Jam dua belas, kami memasuki teluk ke dalam hingga bertemu sebuah dermaga kecil yang bertuliskan ‘Welcome to Komodo National Park Loh Buaya’. Disinilah dermaga pendaratan untuk perahu yang akan ke Rinca berakhir. Dari samping kapal kami melihat dua buah kano panjang berbahan fiber yang dinaiki masing-masing dua turis asing meluncur ke arah bakau. Dari informasi, memang selain untuk melihat Komodo, sering kawasan pulau Rinca ini digunakan wisatawan terutama wisatawan asing untuk melakukan kegiatan kano menyusuri pulau karena di beberapa titik di pulau Rinca memiliki view pantai dan kawasan terumbu karang yang indah.
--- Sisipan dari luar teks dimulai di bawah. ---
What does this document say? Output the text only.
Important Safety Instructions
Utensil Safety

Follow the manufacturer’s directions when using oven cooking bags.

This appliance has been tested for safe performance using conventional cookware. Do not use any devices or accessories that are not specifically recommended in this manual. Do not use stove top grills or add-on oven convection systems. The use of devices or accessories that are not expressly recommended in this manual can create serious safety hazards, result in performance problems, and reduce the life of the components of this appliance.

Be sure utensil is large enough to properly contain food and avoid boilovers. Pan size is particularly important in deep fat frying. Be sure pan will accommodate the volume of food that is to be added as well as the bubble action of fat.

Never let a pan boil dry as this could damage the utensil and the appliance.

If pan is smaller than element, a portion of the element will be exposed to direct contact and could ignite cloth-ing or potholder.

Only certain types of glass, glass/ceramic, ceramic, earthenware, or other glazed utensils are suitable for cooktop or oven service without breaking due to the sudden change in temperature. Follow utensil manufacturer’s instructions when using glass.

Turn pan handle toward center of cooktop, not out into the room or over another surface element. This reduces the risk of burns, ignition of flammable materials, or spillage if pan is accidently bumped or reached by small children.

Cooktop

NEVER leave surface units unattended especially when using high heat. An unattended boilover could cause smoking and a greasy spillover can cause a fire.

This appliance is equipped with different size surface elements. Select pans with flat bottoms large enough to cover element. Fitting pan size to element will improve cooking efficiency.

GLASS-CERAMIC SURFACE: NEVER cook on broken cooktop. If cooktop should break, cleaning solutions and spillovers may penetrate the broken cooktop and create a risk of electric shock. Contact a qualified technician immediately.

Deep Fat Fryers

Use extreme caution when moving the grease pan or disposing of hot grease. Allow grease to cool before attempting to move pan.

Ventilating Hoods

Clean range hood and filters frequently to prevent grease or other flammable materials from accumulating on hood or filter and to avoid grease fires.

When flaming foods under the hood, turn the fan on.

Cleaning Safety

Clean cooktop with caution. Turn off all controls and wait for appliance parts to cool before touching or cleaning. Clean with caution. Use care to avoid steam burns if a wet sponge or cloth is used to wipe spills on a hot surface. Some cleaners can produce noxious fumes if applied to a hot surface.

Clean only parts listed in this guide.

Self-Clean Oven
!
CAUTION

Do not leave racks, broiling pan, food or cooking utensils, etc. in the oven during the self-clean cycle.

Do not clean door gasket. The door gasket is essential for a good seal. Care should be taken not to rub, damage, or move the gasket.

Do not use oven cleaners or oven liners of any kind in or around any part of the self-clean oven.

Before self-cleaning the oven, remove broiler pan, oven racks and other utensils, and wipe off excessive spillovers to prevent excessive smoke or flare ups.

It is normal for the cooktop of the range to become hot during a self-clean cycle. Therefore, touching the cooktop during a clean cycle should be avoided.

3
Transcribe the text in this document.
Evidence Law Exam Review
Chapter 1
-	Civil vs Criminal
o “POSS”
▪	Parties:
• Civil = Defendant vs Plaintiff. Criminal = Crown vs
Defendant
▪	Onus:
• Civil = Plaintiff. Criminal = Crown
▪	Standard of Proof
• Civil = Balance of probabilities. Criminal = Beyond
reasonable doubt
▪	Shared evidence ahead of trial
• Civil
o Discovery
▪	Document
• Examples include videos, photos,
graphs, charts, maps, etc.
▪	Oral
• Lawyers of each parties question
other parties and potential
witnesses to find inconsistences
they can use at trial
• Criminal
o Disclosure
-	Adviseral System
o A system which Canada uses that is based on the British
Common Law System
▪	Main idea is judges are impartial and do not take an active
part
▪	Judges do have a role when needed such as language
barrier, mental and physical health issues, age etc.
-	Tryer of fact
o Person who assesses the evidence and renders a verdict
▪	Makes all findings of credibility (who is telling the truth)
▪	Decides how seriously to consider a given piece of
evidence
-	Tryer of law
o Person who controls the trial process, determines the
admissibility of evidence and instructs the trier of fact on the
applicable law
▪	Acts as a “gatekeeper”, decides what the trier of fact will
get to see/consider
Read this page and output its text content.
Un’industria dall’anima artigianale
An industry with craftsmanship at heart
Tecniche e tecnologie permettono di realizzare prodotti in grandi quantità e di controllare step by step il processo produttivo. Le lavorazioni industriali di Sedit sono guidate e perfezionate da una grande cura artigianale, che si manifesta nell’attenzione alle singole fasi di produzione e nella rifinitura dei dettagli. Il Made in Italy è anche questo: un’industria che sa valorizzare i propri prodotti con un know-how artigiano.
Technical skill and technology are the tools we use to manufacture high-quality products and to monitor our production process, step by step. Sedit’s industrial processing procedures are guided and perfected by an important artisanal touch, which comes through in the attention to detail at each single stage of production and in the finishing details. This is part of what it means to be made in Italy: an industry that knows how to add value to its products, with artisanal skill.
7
Monyet menjadi mangsa bagi anak komodo yang masih kecil
Begitu menginjakkan kaki di lantai dermaga maka mata kami langsung disambut oleh kedatangan segerombolan monyet yang datang bergelantungan di pohon-pohon bakau. Mereka tampaknya telah familiar dengan wisatawan yang datang kemari walau pun tidak mau didekati.
Dari dermaga kami melanjutkan perjalanan dengan berjalan kaki menuju ke pos pemantauan yang tidak berada jauh dari dermaga. Saat dalam perjalanan, kami sempat melihat kerbau dan beberapa burung endemik melintas. Menurut informasi, kerbau ini termasuk kerbau liar karena di kawasan ini tidak terdapat penduduk yang tinggal kecuali petugas pengelola cagar.
Pulau Rinca ini masih masuk dalam kawasan Taman Nasional Komodo sehingga walau terletak di kabupaten Manggarai Barat namun dalam pengelolaannya masih oleh pemerintah pusat.
Dermaga Loh Buaya pintu masuk ke pulau Rinca
Kami sampai di pos pemantauan, di sini berdiri beberapa bangunan termasuk tempat untuk bersantai. Terlihat ada dua ekor komodo yang berukuran agak kecil melintas dari sisi semak-semak di samping kami. Bahkan aku menemukan seorang anak komodo yang masih kecil bersembunyi di antara tumpukan bahan bangunan untuk memperbaiki pos pemantauan. Komodo kecil dengan kulit berwarna cerah dan motif hitam ini merangkak dengan cepat menjauhi saat aku mencoba mendekati untuk mengambil gambarnya. Dari petugas jaga, aku mendapatkan gambaran bahwa komodo-komodo yang masih kecil sampai berumur 3-4 tahun masih lincah bahkan masih dapat memanjat ke pepohonan. Berbeda sekali dengan yang sudah dewasa, di samping kulitnya yang tebal berubah menjadi satu warna saja, Komodo dewasa juga tidak lincah lagi seperti Komodo kecil. Bahkan Komodo dewasa terkesan sangat malas sekali.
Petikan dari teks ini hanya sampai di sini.